In 40 years watching football I’ve travelled to numerous World Cups and international tournaments, including a memorable month spent in Japan watching every England game during the 2002 edition.
As a child I marvelled over what is still my favourite international team, the ultimately unsuccessful but utterly joyous 1982 Brazil World Cup side. Which, as an aside, proved that you simply don’t have to win silverware to prove your greatness. And my word they were great. I can still recall that glorious litany of footballing gods, from Zico to Eder, Junior and Falcao to Socrates.
To a young, wide-eyed kid racing home from school to watch these immortals grace our national game was a delight that still lives with me to this day.
I am also still annoyed at a schoolmate who’d agreed to travel to Turin for the England v West Germany World Cup semi-final at Italia 90, only to pull out at the last minute, leaving me to sadly decide that heading to Italy alone as a raw teenager a matter of days after finishing my A levels wasn’t an option. And how I’ve idly regretted not taking the plunge in the years since.
I also savoured France – and Arsenal – lifting the 1998 World Cup, through the glorious gallic trio of Thierry Henry, Patrick Vieira and of course, scorer of the third goal in the final against a lacklustre Brazil, Manu Petit.
While TH14 remained on the bench that Paris night as an unused sub, the thrill of finally being able to answer West Ham supporting pals — who would always insist their immortal 1966 winning trio of Bobby Moore, Geoff Hurst and Martin Peters led to the Irons actually winning the World Cup – was delicious.
While a month in wonderful, intriguing, mesmerising, exciting, unknowable Japan in 2002 was incredible enough, without cheering on the likes of David Beckham et al in every game they played across that amazing country, from Saitama to Sapporo, Osaka to Niigata, to the disappointing quarter-final denouement in Shizuoka and Brazil’s Ronaldinho scoring from the halfway line.
I could go on, because, along with so many of us, I can recall numerous, unforgettable World Cup memories.
I mention all of the above simply because I want to underline that I love the World Cup. I love watching it, I love travelling to the World Cup, I love the stories that emerge from it, the heroes and villains, the passion and the heartache.
Which is why what I’m about to say underlines just how uncomfortable the forthcoming 2022 World Cup in Qatar makes me feel.
I won’t be going to Qatar, either as a fan or a journalist.
Why?
Because Qatar 2022 is tainted. Regardless of the shady circumstances that saw the unlikely candidate emerge victorious from the pack to host the footballing jamboree, I feel deeply uneasy about giving succour to such a place.
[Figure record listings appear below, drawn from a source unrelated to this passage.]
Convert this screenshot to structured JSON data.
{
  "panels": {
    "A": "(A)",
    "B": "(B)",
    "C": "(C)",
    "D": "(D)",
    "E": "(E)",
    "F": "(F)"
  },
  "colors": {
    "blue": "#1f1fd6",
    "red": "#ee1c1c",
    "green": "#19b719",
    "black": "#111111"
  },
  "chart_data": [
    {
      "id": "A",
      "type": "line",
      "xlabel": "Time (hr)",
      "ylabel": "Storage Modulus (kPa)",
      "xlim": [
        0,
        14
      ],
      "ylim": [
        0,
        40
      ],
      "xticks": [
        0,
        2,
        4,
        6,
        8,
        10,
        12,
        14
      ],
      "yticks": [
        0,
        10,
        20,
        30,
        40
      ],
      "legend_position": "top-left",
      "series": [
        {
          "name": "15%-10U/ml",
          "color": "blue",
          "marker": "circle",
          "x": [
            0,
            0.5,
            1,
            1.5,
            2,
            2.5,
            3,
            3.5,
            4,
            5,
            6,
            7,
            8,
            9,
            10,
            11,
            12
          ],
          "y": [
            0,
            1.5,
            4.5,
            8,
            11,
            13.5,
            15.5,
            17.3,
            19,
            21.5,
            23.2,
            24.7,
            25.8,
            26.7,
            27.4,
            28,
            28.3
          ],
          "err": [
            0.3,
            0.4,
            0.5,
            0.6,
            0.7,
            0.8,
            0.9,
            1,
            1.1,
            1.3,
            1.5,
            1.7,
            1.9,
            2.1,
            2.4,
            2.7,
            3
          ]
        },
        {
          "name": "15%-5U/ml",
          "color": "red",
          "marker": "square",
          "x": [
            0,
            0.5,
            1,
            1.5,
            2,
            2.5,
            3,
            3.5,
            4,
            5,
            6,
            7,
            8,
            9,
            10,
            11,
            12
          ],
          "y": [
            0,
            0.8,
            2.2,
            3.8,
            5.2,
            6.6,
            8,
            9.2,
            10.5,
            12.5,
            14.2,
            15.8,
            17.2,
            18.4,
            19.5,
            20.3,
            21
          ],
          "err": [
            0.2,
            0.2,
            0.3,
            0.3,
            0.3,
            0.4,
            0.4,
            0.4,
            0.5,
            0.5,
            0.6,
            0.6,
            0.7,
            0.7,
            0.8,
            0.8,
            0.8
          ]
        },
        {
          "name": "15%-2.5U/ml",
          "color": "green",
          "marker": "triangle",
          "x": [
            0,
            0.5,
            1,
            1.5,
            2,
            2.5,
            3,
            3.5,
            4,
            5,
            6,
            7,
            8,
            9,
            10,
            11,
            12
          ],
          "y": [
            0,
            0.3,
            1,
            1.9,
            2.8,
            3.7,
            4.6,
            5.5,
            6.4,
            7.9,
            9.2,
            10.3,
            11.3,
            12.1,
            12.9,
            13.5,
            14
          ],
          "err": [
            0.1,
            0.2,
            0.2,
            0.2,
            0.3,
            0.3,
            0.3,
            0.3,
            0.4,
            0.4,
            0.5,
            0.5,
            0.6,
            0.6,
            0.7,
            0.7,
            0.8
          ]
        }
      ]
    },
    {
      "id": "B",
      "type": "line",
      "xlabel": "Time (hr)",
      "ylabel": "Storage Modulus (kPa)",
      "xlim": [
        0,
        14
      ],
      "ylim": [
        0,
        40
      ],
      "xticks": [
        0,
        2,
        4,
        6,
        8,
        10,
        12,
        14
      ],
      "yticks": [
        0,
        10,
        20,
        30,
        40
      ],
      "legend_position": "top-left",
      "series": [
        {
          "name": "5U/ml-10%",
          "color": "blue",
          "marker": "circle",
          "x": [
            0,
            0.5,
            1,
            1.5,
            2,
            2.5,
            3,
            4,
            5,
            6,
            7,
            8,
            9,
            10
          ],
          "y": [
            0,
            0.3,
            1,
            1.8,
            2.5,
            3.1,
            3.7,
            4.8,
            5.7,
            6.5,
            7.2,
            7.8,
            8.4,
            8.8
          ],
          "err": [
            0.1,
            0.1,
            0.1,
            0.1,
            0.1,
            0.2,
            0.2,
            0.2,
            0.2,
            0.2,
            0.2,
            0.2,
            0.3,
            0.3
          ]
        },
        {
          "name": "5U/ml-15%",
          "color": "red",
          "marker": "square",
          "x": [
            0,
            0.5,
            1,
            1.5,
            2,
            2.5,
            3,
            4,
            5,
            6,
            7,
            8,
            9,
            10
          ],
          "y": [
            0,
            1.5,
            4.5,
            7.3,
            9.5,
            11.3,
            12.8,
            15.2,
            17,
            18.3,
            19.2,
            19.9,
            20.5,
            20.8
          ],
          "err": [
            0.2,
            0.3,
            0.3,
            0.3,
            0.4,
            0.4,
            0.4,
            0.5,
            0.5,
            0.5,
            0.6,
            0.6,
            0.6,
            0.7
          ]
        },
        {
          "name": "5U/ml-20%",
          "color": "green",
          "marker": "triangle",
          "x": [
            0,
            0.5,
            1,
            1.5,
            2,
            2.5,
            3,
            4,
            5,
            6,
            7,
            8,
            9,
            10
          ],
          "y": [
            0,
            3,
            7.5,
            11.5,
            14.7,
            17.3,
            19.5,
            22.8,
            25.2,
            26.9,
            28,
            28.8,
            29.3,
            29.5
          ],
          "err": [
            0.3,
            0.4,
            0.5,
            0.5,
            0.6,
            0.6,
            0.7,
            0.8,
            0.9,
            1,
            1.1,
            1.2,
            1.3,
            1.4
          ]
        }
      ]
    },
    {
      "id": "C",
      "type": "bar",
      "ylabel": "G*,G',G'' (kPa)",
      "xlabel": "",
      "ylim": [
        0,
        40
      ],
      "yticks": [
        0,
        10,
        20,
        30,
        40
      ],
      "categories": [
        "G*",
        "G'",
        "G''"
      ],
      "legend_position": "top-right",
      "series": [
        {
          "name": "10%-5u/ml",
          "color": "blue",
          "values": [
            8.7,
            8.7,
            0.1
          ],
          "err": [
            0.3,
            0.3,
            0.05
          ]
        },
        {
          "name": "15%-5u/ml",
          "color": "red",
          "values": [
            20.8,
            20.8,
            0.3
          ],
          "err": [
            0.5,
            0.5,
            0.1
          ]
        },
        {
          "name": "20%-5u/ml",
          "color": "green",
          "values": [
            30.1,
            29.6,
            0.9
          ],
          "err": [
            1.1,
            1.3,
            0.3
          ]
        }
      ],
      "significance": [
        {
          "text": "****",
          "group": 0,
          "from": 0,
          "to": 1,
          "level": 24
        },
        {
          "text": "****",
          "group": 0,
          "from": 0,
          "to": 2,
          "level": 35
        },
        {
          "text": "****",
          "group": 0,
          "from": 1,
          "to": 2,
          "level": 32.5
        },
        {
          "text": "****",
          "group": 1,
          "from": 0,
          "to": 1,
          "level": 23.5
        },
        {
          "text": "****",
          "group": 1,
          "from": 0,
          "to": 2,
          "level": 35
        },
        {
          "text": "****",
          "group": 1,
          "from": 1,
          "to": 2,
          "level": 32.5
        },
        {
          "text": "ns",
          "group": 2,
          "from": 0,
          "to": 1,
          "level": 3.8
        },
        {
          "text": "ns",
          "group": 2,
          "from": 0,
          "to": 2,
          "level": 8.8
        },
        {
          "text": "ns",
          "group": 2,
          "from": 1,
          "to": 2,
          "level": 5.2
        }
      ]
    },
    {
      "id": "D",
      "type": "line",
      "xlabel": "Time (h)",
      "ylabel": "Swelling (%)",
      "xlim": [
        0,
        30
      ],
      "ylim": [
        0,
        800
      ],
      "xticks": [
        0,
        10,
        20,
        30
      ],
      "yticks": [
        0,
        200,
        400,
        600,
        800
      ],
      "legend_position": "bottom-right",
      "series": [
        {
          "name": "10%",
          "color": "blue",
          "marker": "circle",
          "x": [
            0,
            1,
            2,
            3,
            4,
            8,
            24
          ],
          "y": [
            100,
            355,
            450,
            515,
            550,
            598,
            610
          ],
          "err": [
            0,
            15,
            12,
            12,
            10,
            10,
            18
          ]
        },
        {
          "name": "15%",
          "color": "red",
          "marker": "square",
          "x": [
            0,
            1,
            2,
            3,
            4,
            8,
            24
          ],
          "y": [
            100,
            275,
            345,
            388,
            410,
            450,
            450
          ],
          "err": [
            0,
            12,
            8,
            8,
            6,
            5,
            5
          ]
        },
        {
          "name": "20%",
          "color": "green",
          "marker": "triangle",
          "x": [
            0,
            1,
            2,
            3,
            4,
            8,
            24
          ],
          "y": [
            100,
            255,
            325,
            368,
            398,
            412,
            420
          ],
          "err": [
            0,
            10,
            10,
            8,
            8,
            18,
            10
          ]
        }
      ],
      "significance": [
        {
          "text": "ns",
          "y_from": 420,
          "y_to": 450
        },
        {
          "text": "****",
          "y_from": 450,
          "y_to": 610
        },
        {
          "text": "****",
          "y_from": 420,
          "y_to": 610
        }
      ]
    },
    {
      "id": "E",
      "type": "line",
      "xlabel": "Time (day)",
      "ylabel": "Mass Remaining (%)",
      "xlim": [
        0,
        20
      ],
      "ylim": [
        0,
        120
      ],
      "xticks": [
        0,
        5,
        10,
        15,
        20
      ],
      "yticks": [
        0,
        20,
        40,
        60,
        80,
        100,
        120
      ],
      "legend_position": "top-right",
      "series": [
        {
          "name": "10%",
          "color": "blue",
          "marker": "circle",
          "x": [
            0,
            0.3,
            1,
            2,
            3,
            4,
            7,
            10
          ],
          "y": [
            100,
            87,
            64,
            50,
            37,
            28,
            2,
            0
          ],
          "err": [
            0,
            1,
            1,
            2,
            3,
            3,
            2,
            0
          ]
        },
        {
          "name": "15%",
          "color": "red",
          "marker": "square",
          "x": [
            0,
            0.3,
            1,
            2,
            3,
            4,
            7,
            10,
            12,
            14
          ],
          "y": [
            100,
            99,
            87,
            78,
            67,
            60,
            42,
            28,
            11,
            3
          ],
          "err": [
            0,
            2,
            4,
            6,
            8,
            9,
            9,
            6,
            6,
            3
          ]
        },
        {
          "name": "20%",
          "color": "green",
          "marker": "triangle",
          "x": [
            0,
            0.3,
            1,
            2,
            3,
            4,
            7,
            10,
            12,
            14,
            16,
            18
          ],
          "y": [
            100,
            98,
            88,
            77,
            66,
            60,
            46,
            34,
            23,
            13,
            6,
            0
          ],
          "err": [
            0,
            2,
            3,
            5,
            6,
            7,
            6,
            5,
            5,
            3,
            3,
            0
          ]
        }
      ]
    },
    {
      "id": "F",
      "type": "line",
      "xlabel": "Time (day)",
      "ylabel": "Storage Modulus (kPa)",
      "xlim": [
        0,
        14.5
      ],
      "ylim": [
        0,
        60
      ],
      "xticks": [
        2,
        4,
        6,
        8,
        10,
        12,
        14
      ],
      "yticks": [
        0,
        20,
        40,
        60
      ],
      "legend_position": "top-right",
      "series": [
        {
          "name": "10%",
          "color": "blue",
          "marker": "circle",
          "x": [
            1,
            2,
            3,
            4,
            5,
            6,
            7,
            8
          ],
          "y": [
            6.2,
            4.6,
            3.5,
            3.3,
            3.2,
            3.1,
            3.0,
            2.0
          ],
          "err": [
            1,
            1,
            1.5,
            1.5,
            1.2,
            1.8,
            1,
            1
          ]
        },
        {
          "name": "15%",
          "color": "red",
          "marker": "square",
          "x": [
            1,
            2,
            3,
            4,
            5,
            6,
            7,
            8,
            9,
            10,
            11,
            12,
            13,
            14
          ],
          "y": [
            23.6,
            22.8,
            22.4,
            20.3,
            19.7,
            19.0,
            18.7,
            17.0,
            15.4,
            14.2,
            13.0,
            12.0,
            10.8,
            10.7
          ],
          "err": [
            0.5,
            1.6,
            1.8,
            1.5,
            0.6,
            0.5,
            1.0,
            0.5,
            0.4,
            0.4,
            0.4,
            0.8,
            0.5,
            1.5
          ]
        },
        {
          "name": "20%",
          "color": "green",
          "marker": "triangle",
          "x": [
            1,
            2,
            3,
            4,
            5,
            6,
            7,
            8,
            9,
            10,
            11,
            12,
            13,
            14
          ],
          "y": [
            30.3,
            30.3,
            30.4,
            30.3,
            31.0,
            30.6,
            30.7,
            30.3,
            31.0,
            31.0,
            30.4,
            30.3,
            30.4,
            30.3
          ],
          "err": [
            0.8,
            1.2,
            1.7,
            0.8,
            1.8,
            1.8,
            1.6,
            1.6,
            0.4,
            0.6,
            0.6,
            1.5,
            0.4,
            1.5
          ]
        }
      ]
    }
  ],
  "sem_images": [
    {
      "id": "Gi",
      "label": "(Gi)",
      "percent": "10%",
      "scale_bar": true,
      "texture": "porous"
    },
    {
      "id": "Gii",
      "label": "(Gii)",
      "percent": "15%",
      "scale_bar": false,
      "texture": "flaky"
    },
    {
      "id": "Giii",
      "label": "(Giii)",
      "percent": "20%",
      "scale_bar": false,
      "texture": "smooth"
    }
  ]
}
As a person with Arabic heritage, the prospect of a Middle Eastern country hosting the biggest football tournament on the planet should have been viewed as a wonderfully enlightened decision. Except it’s not. It truly isn’t.
Not when the host country flagrantly abuses the rights of migrant workers, women and the LGBTQ+ community.
Since the 2010 award of the tournament to the state offering garish, soulless shopping malls in the desert, human rights organisations, trade unions and fellow journalists have tirelessly reported on dreadful human rights abuses.
Abuses against migrant workers, that, according to Human Rights Watch, include widespread wage theft, confiscations of passports and exorbitant recruitment fees, meaning many are in debt before they even set foot in Qatar – not to mention a raft of unexplained deaths.
Follow the money they say. So, it should come as no shock to learn that Fifa continues to praise Qatar’s reform despite ongoing human rights violations. That thousands of migrant workers have still not been paid, nor compensation allocated to the families of those workers who died in the construction of new stadia, is no shock either.
As for Fifa holding Qatar to account regarding the upholding of international women’s rights, or expecting football’s governing body to ask for concrete proof of what steps have been taken to protect the rights of LGBTQ+ residents in Qatar, don’t hold your breath either.
In fact, you’ll probably have seen Fifa take quite the opposite stance by praising the Gulf state’s so-called “reform processes” – which are anything but.
No wonder Fifa has failed to push back on repressive laws on press freedom. Not when it has also singularly failed to fulfil its own human rights obligations under UN guidelines. Not least because Qatar criminalises extramarital sex with women sometimes prosecuted if they report rape – with penalties including up to seven years in prison and public floggings.
Human Rights Watch also say that the Qatari government routinely investigates and arrests LGBTQ+ people based on their online activity. All of which means that the Qatari LGBTQ+ community faces repression long after the last visiting football fan departs.
As for press freedoms, as recently as November 2021, two Scandinavian journalists were arrested and detained for attempting to report on migrant worker abuses. Kudos to Danish FA CEO Jakob Jensen who said hours before Friday’s draw that it was the wrong decision to award Qatar hosting rights.
So, please forgive me for ignoring the next time Fifa president Gianni Infantino praises Qatar and invites the world to the 2022 World Cup. Because I certainly won’t be going to such a discredited tournament.
I’ll be too busy watching my faded highlights of Brazil’s 1982 side.